Another work, Bird House, would easily trigger echoes from the audience. The work featured overlapping birdcages forming a silhouette of the city, we well as the local icon Lion Mountain in the middle. ‘The price of the city makes it hard for us to materialize our dream home. Perhaps an illusional city peaked through bird cages is more attainable to us, ‘said Wu.

=== Exhibition about Butterfly ===
There are several exhibitions about butterfly.

==== “Revivification” ====

The exhibition of "Revivification" was held in several places including City Walk gallery in Tsuen Wan (April 14 – May 29, 2013) and the Fo Guang Yuan Art Gallery in Teipei (January 22 – March 13, 2016). Apart from providing an opportunity for audience to appreciate the beauty of the artworks, Wu also aimed to remind the importance of environmental protection via the reminiscent butterfly. Wu collected many magazines from different sources, most of them being completely unused. In hopes of utilizing them wisely, Wu decided to use them as raw materials to design different kinds of artwork. During the process of designing, Wu found it good to make them to butterfly-shaped artworks. After Wu finished them, Wu provoked the thinking of promoting the sense of environmental protection through artwork. Subsequently, Wu participated in different workshops, for example, New Life Butterfly Workshop, which is about the reborn of butterfly, aiming to promote the sense of environmental protection to the public.

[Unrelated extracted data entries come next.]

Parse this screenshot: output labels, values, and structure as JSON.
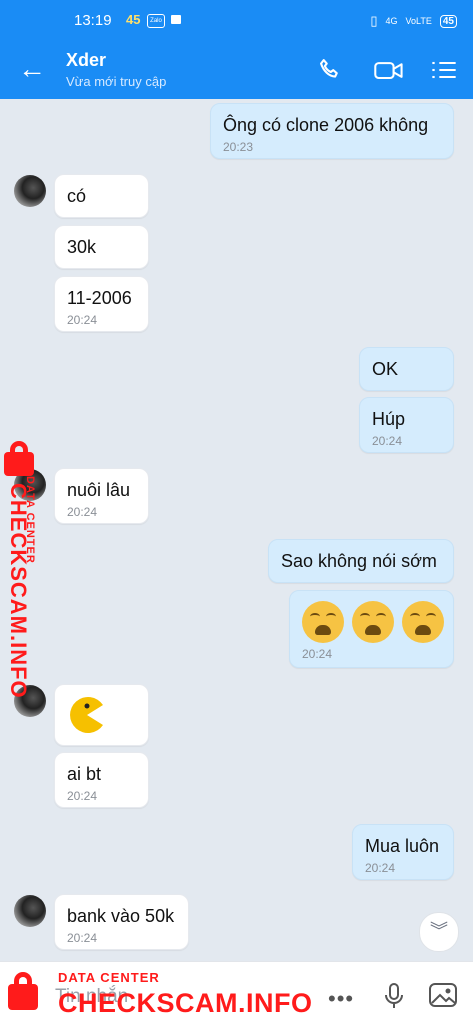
{
  "status_bar": {
    "time": "13:19",
    "notif_count": "45",
    "zalo_icon_text": "Zalo",
    "network": "4G",
    "volte": "VoLTE",
    "battery": "45"
  },
  "header": {
    "contact_name": "Xder",
    "status": "Vừa mới truy cập"
  },
  "messages": [
    {
      "side": "out",
      "text": "Ông có clone 2006 không",
      "time": "20:23"
    },
    {
      "side": "in",
      "text": "có"
    },
    {
      "side": "in",
      "text": "30k"
    },
    {
      "side": "in",
      "text": "11-2006",
      "time": "20:24"
    },
    {
      "side": "out",
      "text": "OK"
    },
    {
      "side": "out",
      "text": "Húp",
      "time": "20:24"
    },
    {
      "side": "in",
      "text": "nuôi lâu",
      "time": "20:24"
    },
    {
      "side": "out",
      "text": "Sao không nói sớm"
    },
    {
      "side": "out",
      "emoji": "weary-face x3",
      "time": "20:24"
    },
    {
      "side": "in",
      "emoji": "pacman-sticker"
    },
    {
      "side": "in",
      "text": "ai bt",
      "time": "20:24"
    },
    {
      "side": "out",
      "text": "Mua luôn",
      "time": "20:24"
    },
    {
      "side": "in",
      "text": "bank vào 50k",
      "time": "20:24"
    }
  ],
  "input": {
    "placeholder": "Tin nhắn"
  },
  "watermark": {
    "label": "DATA CENTER",
    "site": "CHECKSCAM.INFO",
    "color": "#ff1b1b"
  },
  "colors": {
    "header": "#1a8cf5",
    "out_bubble": "#d5ecfd",
    "background": "#e3e9f0"
  }
}
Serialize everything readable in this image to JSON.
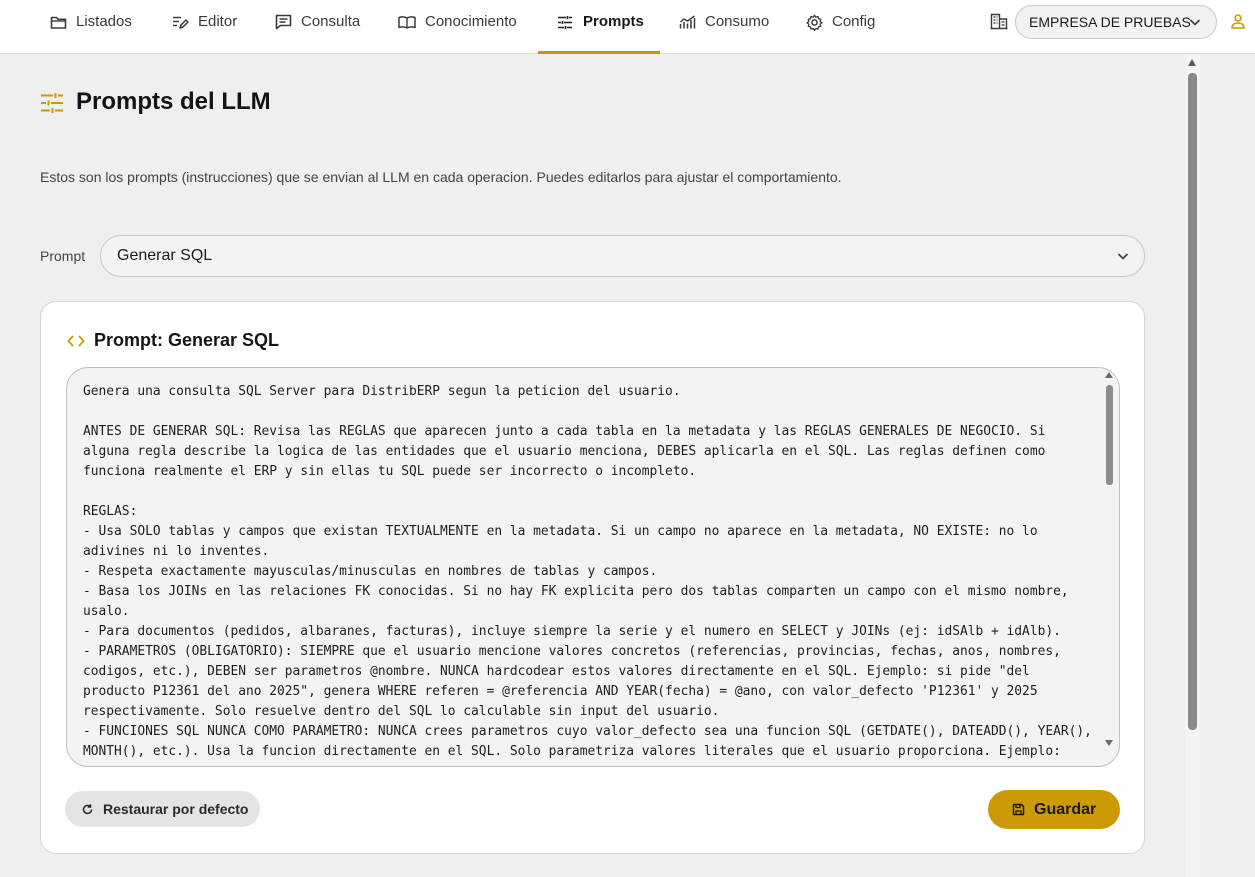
{
  "nav": {
    "tabs": [
      {
        "label": "Listados",
        "icon": "folder-icon"
      },
      {
        "label": "Editor",
        "icon": "edit-icon"
      },
      {
        "label": "Consulta",
        "icon": "chat-icon"
      },
      {
        "label": "Conocimiento",
        "icon": "book-icon"
      },
      {
        "label": "Prompts",
        "icon": "tune-icon"
      },
      {
        "label": "Consumo",
        "icon": "chart-icon"
      },
      {
        "label": "Config",
        "icon": "gear-icon"
      }
    ],
    "active_tab": "Prompts",
    "company": "EMPRESA DE PRUEBAS"
  },
  "page": {
    "title": "Prompts del LLM",
    "description": "Estos son los prompts (instrucciones) que se envian al LLM en cada operacion. Puedes editarlos para ajustar el comportamiento.",
    "prompt_label": "Prompt",
    "prompt_selected": "Generar SQL"
  },
  "card": {
    "title": "Prompt: Generar SQL",
    "prompt_text": "Genera una consulta SQL Server para DistribERP segun la peticion del usuario.\n\nANTES DE GENERAR SQL: Revisa las REGLAS que aparecen junto a cada tabla en la metadata y las REGLAS GENERALES DE NEGOCIO. Si alguna regla describe la logica de las entidades que el usuario menciona, DEBES aplicarla en el SQL. Las reglas definen como funciona realmente el ERP y sin ellas tu SQL puede ser incorrecto o incompleto.\n\nREGLAS:\n- Usa SOLO tablas y campos que existan TEXTUALMENTE en la metadata. Si un campo no aparece en la metadata, NO EXISTE: no lo adivines ni lo inventes.\n- Respeta exactamente mayusculas/minusculas en nombres de tablas y campos.\n- Basa los JOINs en las relaciones FK conocidas. Si no hay FK explicita pero dos tablas comparten un campo con el mismo nombre, usalo.\n- Para documentos (pedidos, albaranes, facturas), incluye siempre la serie y el numero en SELECT y JOINs (ej: idSAlb + idAlb).\n- PARAMETROS (OBLIGATORIO): SIEMPRE que el usuario mencione valores concretos (referencias, provincias, fechas, anos, nombres, codigos, etc.), DEBEN ser parametros @nombre. NUNCA hardcodear estos valores directamente en el SQL. Ejemplo: si pide \"del producto P12361 del ano 2025\", genera WHERE referen = @referencia AND YEAR(fecha) = @ano, con valor_defecto 'P12361' y 2025 respectivamente. Solo resuelve dentro del SQL lo calculable sin input del usuario.\n- FUNCIONES SQL NUNCA COMO PARAMETRO: NUNCA crees parametros cuyo valor_defecto sea una funcion SQL (GETDATE(), DATEADD(), YEAR(), MONTH(), etc.). Usa la funcion directamente en el SQL. Solo parametriza valores literales que el usuario proporciona. Ejemplo:",
    "reset_label": "Restaurar por defecto",
    "save_label": "Guardar"
  },
  "colors": {
    "accent": "#cc9a06",
    "background": "#efefef",
    "card": "#ffffff"
  }
}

==== "Transformation" ====

The exhibition of "Transformation" was displayed from June 1 to June 30, 2013, at City Walk gallery in Tsuen Wan. The idea which is highly emphasized on is that (Recycle, Renew, Reborn). Apart from the artwork which is made of the papers of expired magazines, there were some artworks is made of crystal, plastic, and laser painting. The artworks shown in this exhibition is the extension of "Revivification". Wu utilized the techniques of painting into making the butterfly-shape artworks, which were made of outdated magazine alive by outlining the butterfly pattern silk and expressing them in a poetic form. It allowed the audience to reflect on the values and meanings of magazines. "The Search of butterfly" was shown in two different ways. The first way is mixing the butterfly patterns and random magazine patchwork pictures. By changing the picture's information from the original magazine expression, Wu transformed them into a beautiful butterfly pattern. The second way is the systematic selection of magazine pictures and butterfly pattern combination, which allowed the two to conflict and reassemble into new butterfly picture. It enabled the audience to experience different visual effects and further understand the hidden meaning behind the work. As for the other artworks in "Collection of butterfly", which emphasized on its black-and-white photo effects, Wu solidified it in the crystal box. The artwork expressed the meaning of butterfly, which is never vanishing and eternity, unlike the magazines' ephemeral fate.

=== Sky100 x Fotanian Art Exhibition ===

Collaborating with fellow artist Yan Fung, Wu displayed her artworks in the Sky100 from April 5 to June 15, 2014. Titled "The Flavours of Hong Kong", the exhibition aimed to shed light on the local life in Hong Kong back in the days, mainly consisting old-school local fusion and love from family. Displaying artworks about Chinese herb tea and having dimsum, Wu artworks provoked local Hong Kong people to reminisce on their childhood and the simplicity of living back then, as those food and fusion made their childhood. Together with the artworks about love from family by Fung, the exhibition brought back the memories of Hong Kong people to life. It was a vivid display of how life used to be in Hong Kong to tourists all around the world, and to children born in the Millennials as well, who have never experienced the simple yet beautiful lifestyle.